Knowing the Local Landscape
The pressure and the challenge to produce measurable media results on a local level is intense. Squeezed by newspaper staff and coverage cuts, media professionals are working to hit a moving and shrinking target. This means that “news” actually needs to be news. More and more, clients and firm communicators must be discerning about promoting internal developments and “other outlet’s” awards because they are expending capital with harried and selective reporters.
Success, we have found, comes from two key ingredients:
Knowing when to hold em’ – Earning the leadership’s confidence to be able to say “no” or “hold off” on pushing out internal developments or non-news stories.
Knowing your reporter audience – Actually knowing (sometimes, again, on a personal level) local reporters is crucial, especially as we work across disparate geographic locations. You need to know what they need and you have to read, listen to or watch what they’re producing to find success.
A Quick Litmus Test
If a PR/communications professional doesn’t know these regional elements, they probably don’t know you and your firm well:
The local weather, especially extreme weather.
The biggest local news stories, regardless of applicability to the firm.
The key media outlets by heart – newspaper, business journal, TV news stations and FM all-news/NPR radio station(s).
All three of the above are easily knowable and followable in a super-connected world. Daily familiarity with these sources long term yields meaningful media placements.
Business relationships should transcend the purely transactional. I genuinely care about the people I work with. We track and note birthdays (thanks nominations!). And for big sports fans, we congratulate on triumphs and offer empathy for disappointments – all as friends do.
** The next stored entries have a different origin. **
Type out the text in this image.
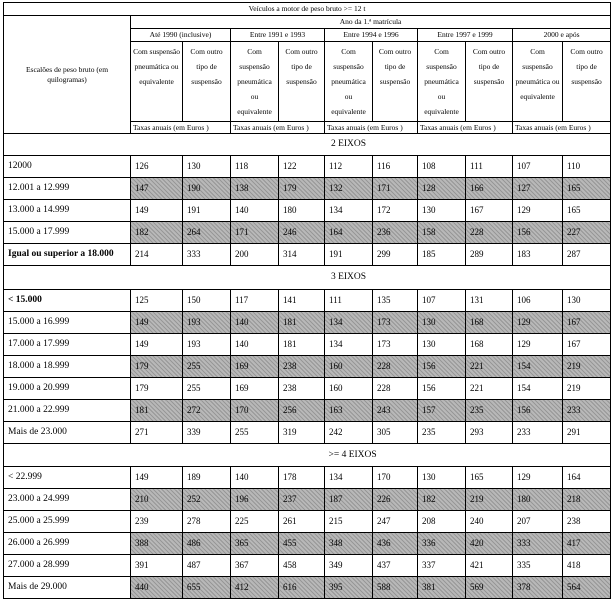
Veículos a motor de peso bruto >= 12 t										
Escalões de peso bruto (em quilogramas)	Ano da 1.ª matrícula									
	Até 1990 (inclusive)		Entre 1991 e 1993		Entre 1994 e 1996		Entre 1997 e 1999		2000 e após	
	Com suspensão pneumática ou equivalente	Com outro tipo de suspensão	Com suspensão pneumática ou equivalente	Com outro tipo de suspensão	Com suspensão pneumática ou equivalente	Com outro tipo de suspensão	Com suspensão pneumática ou equivalente	Com outro tipo de suspensão	Com suspensão pneumática ou equivalente	Com outro tipo de suspensão
	Taxas anuais (em Euros )		Taxas anuais (em Euros )		Taxas anuais (em Euros )		Taxas anuais (em Euros )		Taxas anuais (em Euros )	
					2 EIXOS					
12000	126	130	118	122	112	116	108	111	107	110
12.001 a 12.999	147	190	138	179	132	171	128	166	127	165
13.000 a 14.999	149	191	140	180	134	172	130	167	129	165
15.000 a 17.999	182	264	171	246	164	236	158	228	156	227
Igual ou superior a 18.000	214	333	200	314	191	299	185	289	183	287
					3 EIXOS					
< 15.000	125	150	117	141	111	135	107	131	106	130
15.000 a 16.999	149	193	140	181	134	173	130	168	129	167
17.000 a 17.999	149	193	140	181	134	173	130	168	129	167
18.000 a 18.999	179	255	169	238	160	228	156	221	154	219
19.000 a 20.999	179	255	169	238	160	228	156	221	154	219
21.000 a 22.999	181	272	170	256	163	243	157	235	156	233
Mais de 23.000	271	339	255	319	242	305	235	293	233	291
					>= 4 EIXOS					
< 22.999	149	189	140	178	134	170	130	165	129	164
23.000 a 24.999	210	252	196	237	187	226	182	219	180	218
25.000 a 25.999	239	278	225	261	215	247	208	240	207	238
26.000 a 26.999	388	486	365	455	348	436	336	420	333	417
27.000 a 28.999	391	487	367	458	349	437	337	421	335	418
Mais de 29.000	440	655	412	616	395	588	381	569	378	564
From a media monitoring and engagement perspective, I nearly drive myself batty with notifications popping up on my phone from newspapers and local TV news from far off places. But this familiarity is an expectation, a big strategic advantage and is virtually costless.
Trust, More Than Ever
With dispersed workforces, even living in the shadows of their office buildings, communicators need to build trust with every interaction, no matter how small. Can you really trust someone you don’t know? And can a PR professional really expect to excel in a location if they pair physical distance with little-to-no effort to understand their client’s community or communities?